OUR FOOTBALL WILL RECOVER SOON

OUR FOOTBALL WILL RECOVER SOON

There is an ongoing argument that the standard of the local game is on a downward spiral. I have to concede that
2018 was not a particularly good year for local football, especially with both ourselves and the national team seeing off less than impressive results. I do want to argue though that this assessment is based on comparisons with particularly the great performances of 2016-17, and the first few months of 2018. I recall the telltale headlines of 2016, in particular, that celebrated a national team that rocked. The team finally came to the end of an over 30-months long era during which it was rated in the top 100 world national teams, a flattering return indeed. It is my argument that a team that has achieved so much in recent years cannot suddenly become bad. It is my considered view that Eswatini is just going through a lean patch from which we should be able to recover. Everyone gets to have a bad day in the office once in a while. I have observed how such great footballing nations as Portugal have seen worse depressions in recent years, only winning the Euro in 2016 in a dour tournament that left a bad taste in the mouth, according to leading football commentators. I just browsed through the internet, and
found a few interesting comments. Here is one: “Euro 2016 would be remembered as one of the poorest major international competitions of all time, so it is fitting that the Portugal side that claimed the trophy played in a manner that epitomised the tournament. Dour, defensive and boring, Fernando Santos’ side ground their way to a 1-0 extra-time victory over France, thanks to a fine goal from Eder that was out of keeping with what had gone before.
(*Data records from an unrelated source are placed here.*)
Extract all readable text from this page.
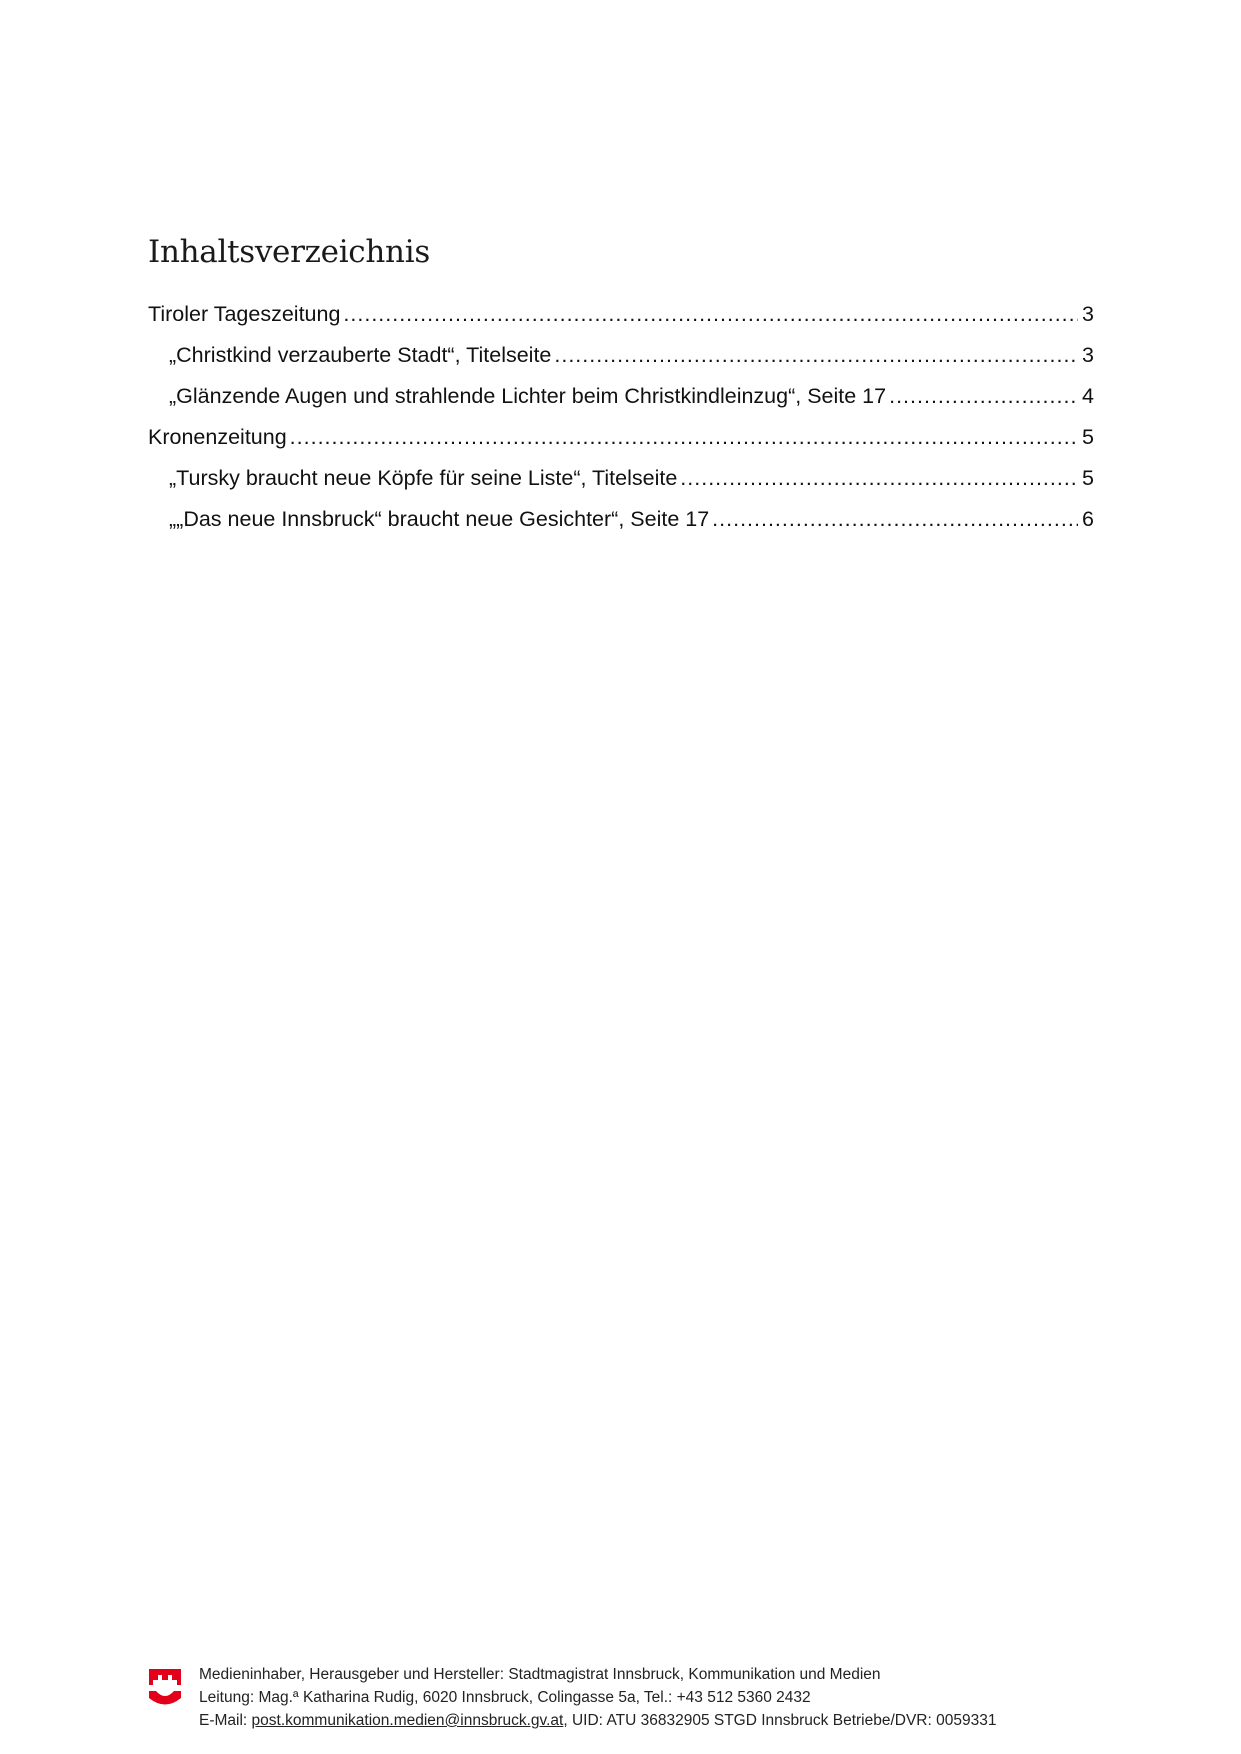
Inhaltsverzeichnis
Tiroler Tageszeitung .....	3
„Christkind verzauberte Stadt“, Titelseite .....	3
„Glänzende Augen und strahlende Lichter beim Christkindleinzug“, Seite 17 .....	4
Kronenzeitung .....	5
„Tursky braucht neue Köpfe für seine Liste“, Titelseite .....	5
„„Das neue Innsbruck“ braucht neue Gesichter“, Seite 17 .....	6
Medieninhaber, Herausgeber und Hersteller: Stadtmagistrat Innsbruck, Kommunikation und Medien
Leitung: Mag.ª Katharina Rudig, 6020 Innsbruck, Colingasse 5a, Tel.: +43 512 5360 2432
E-Mail: post.kommunikation.medien@innsbruck.gv.at, UID: ATU 36832905 STGD Innsbruck Betriebe/DVR: 0059331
It took them 80 minutes to muster a single shot on goal in the final, which was a bleak spectacle barely fitting of the occasion.” The same Portugal went on to flatter to deceive in subsequent tournaments, including the recent world cup in Russia, where they started like a house on fire and fell like a house of cards. But wait a minute, Portugal is on the mend, and should be able to hold its own in future tournaments with a young squad that is full of talent and belief, a far cry from the one-man show under the legendary Cristiano Ronaldo. That is football; a
dynamic game where no one can stay at the top for ever. Think Brazil, with a great squad, with super quality in
every department; they still crashed out in the world cup without ever matching any of their past glory. Our squad may have not achieved much, but by regional standards, and given the resources at our disposal, Eswatini has managed to shell off that whipping boys tag. As we hold hands to build a future together, we must not ignore the lessons of the past. It is important that we put our heads together and pick out the positives and build on these for the sustainable growth of our football. I have a feeling that 2019 will be a good year for Eswatini football; the reason is simple – with Ingwenyama Cup overlapping onto the new year, almost all premier league teams have been kept busy throughout the holidays and the level of fitness will be very high. What with the Eswatini Bank Cup still to be contested, sideby-side with the MTN league. This is how quality players are developed– through keeping them active by contesting in many tournaments. I hope players will still find time to get quality rest even as they prepare for all three tournaments in the new year. Till we chat again, Happy New Year.